In 2016, one of the yogurt plants that had been heavily subsidized by the state shut down. It hasn’t reopened yet, although a new owner has pledged to. Cuomo’s critics point to the plant as typical of his economic development strategies. Instead of advancing a business that’s privately driven — shale — Cuomo spent public money on an expensive misadventure, they say.
“When people are getting excited about a yogurt plant that creates 200 jobs, [shale] is exponentially more exciting,” said Gill, the lobbyist for New York’s independent oil companies. “But not anymore.”
Few New Yorkers are aware of it today, but the state is a major natural gas consumer. About half of the state’s power capacity runs on gas, with some of it using oil as a backup. In the more urbanized parts of the state especially, local utilities are trying to connect more homes and businesses to gas. They say it’s cheaper for consumers and that, where it replaces oil, it reduces air pollution.
But since the 2014 ban on fracking, Cuomo has taken New York on a path increasingly committed to zero-carbon fuels and increasingly inhospitable to carbon-based ones. The state’s trace coal generation is being phased out, and Cuomo has attempted to block multiple gas projects that would draw supplies from Pennsylvania.
New York has set up subsidies to build offshore wind and retain nuclear power, and its work on small solar arrays and batteries is some of the most developed in the country. The net effect of these policies is that New York enjoys fracked gas without any of the benefits, or drawbacks, of producing it. Consumers are also financing the transition.
Yet there remains a vocal contingent of New Yorkers who think Cuomo should go further. In this year’s gubernatorial race, their avatar has been Cynthia Nixon, the actress best known for her role on “Sex and the City.”

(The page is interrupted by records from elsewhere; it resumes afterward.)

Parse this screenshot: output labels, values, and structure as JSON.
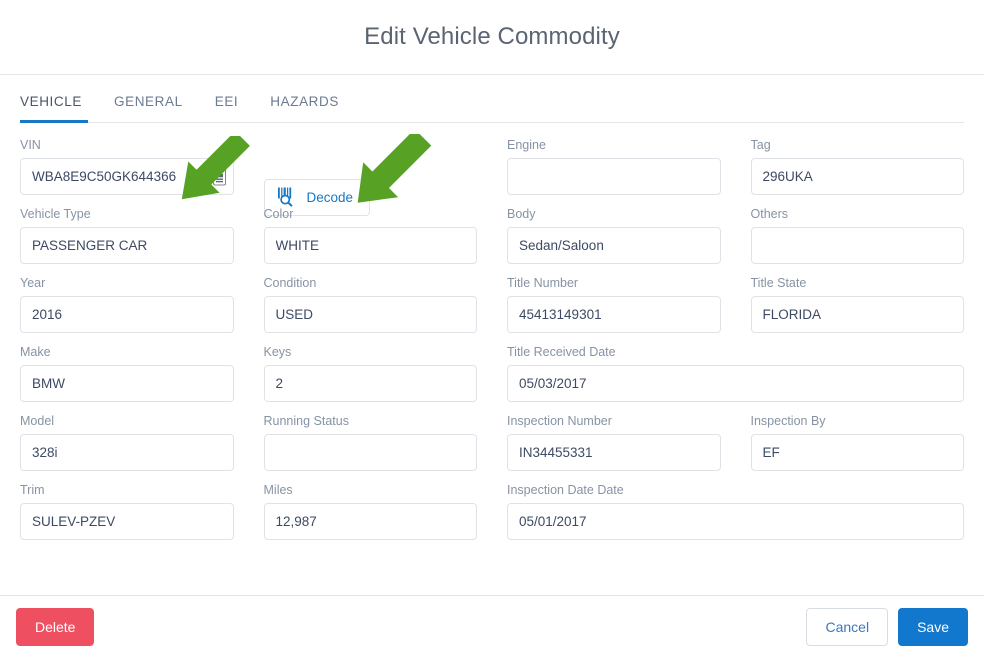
{
  "header": {
    "title": "Edit Vehicle Commodity"
  },
  "tabs": [
    {
      "label": "VEHICLE",
      "active": true
    },
    {
      "label": "GENERAL",
      "active": false
    },
    {
      "label": "EEI",
      "active": false
    },
    {
      "label": "HAZARDS",
      "active": false
    }
  ],
  "form": {
    "vin": {
      "label": "VIN",
      "value": "WBA8E9C50GK644366",
      "placeholder": "",
      "icon": "barcode-scan-icon"
    },
    "decode": {
      "label": "Decode",
      "icon": "barcode-search-icon"
    },
    "engine": {
      "label": "Engine",
      "value": "",
      "placeholder": ""
    },
    "tag": {
      "label": "Tag",
      "value": "296UKA",
      "placeholder": ""
    },
    "vehicle_type": {
      "label": "Vehicle Type",
      "value": "PASSENGER CAR",
      "placeholder": ""
    },
    "color": {
      "label": "Color",
      "value": "WHITE",
      "placeholder": ""
    },
    "body": {
      "label": "Body",
      "value": "Sedan/Saloon",
      "placeholder": ""
    },
    "others": {
      "label": "Others",
      "value": "",
      "placeholder": ""
    },
    "year": {
      "label": "Year",
      "value": "2016",
      "placeholder": ""
    },
    "condition": {
      "label": "Condition",
      "value": "USED",
      "placeholder": ""
    },
    "title_number": {
      "label": "Title Number",
      "value": "45413149301",
      "placeholder": ""
    },
    "title_state": {
      "label": "Title State",
      "value": "FLORIDA",
      "placeholder": ""
    },
    "make": {
      "label": "Make",
      "value": "BMW",
      "placeholder": ""
    },
    "keys": {
      "label": "Keys",
      "value": "2",
      "placeholder": ""
    },
    "title_received_date": {
      "label": "Title Received Date",
      "value": "05/03/2017",
      "placeholder": ""
    },
    "model": {
      "label": "Model",
      "value": "328i",
      "placeholder": ""
    },
    "running_status": {
      "label": "Running Status",
      "value": "",
      "placeholder": ""
    },
    "inspection_number": {
      "label": "Inspection Number",
      "value": "IN34455331",
      "placeholder": ""
    },
    "inspection_by": {
      "label": "Inspection By",
      "value": "EF",
      "placeholder": ""
    },
    "trim": {
      "label": "Trim",
      "value": "SULEV-PZEV",
      "placeholder": ""
    },
    "miles": {
      "label": "Miles",
      "value": "12,987",
      "placeholder": ""
    },
    "inspection_date_date": {
      "label": "Inspection Date Date",
      "value": "05/01/2017",
      "placeholder": ""
    }
  },
  "footer": {
    "delete_label": "Delete",
    "cancel_label": "Cancel",
    "save_label": "Save"
  },
  "annotations": [
    {
      "name": "arrow-pointing-to-vin-scan-icon",
      "color": "#57a game"
    },
    {
      "name": "arrow-pointing-to-decode-button"
    }
  ],
  "colors": {
    "accent_blue": "#1778c6",
    "danger_red": "#ef5061",
    "save_blue": "#1178cd",
    "annotation_green": "#57a224",
    "label_gray": "#8793a4",
    "border_gray": "#dfe3e8"
  }
}
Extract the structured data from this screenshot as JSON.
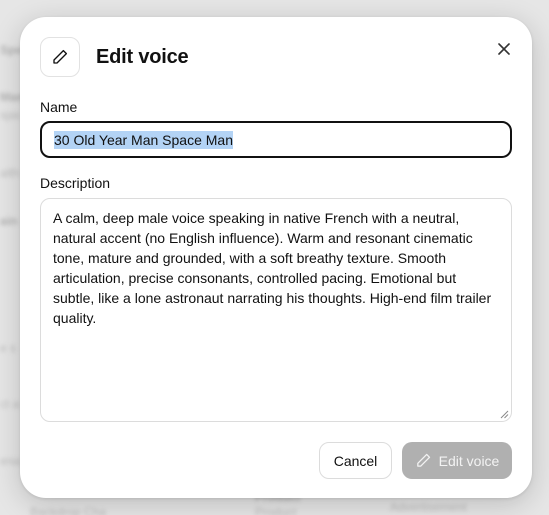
{
  "backdrop": {
    "snippets": [
      "Spe",
      "Man",
      "spa",
      "alth",
      "ain",
      "e s",
      "ct a",
      "ena",
      "Backdrop Cha",
      "Product",
      "Advertisement",
      "Product"
    ]
  },
  "modal": {
    "title": "Edit voice",
    "title_icon": "pencil-icon",
    "close_icon": "close-icon",
    "name_label": "Name",
    "name_value": "30 Old Year Man Space Man",
    "description_label": "Description",
    "description_value": "A calm, deep male voice speaking in native French with a neutral, natural accent (no English influence). Warm and resonant cinematic tone, mature and grounded, with a soft breathy texture. Smooth articulation, precise consonants, controlled pacing. Emotional but subtle, like a lone astronaut narrating his thoughts. High-end film trailer quality.",
    "cancel_label": "Cancel",
    "submit_label": "Edit voice",
    "submit_icon": "pencil-icon"
  },
  "colors": {
    "modal_bg": "#ffffff",
    "text": "#111111",
    "selection": "#b3d3f5",
    "submit_disabled_bg": "#b0b0b0",
    "border": "#dcdcdc"
  }
}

Nixon, who’s challenging Cuomo for the Democratic nomination, has called him soft on issues like sexual harassment, school funding and marijuana legalization. In April, she tweeted that as governor she would “not approve any new use of fracked gas in New York State” — any new pipeline or power plant associated with gas.
Cuomo, presiding over a growing economy heavily driven by downstate, led Nixon 61-26 percent in a June poll by Siena College. But in a state that’s blue and moving bluer, Cuomo has had to again tack left from the positions he held a decade ago. “I don’t build any fossil fuel plants anymore, and I banned fracking, and I have the most aggressive renewable goals in the country,” he said in May, according to Politico.
Frisbie, who heads the farm bureau in Tioga County, is a Nixon supporter, though not for the reasons one might think. His long-shot scenario goes like this: Nixon scares Cuomo in the primary, runs as an independent and splits the blue vote. That opens the door for Republican nominee Marc Molinaro, a former county executive from upstate.
Molinaro’s been open to fracking, if cautiously so. “If you can’t mitigate the environmental impact, you can’t be permitted, but if you can, you should,” he said in March. “That’s the way the law works in New York.”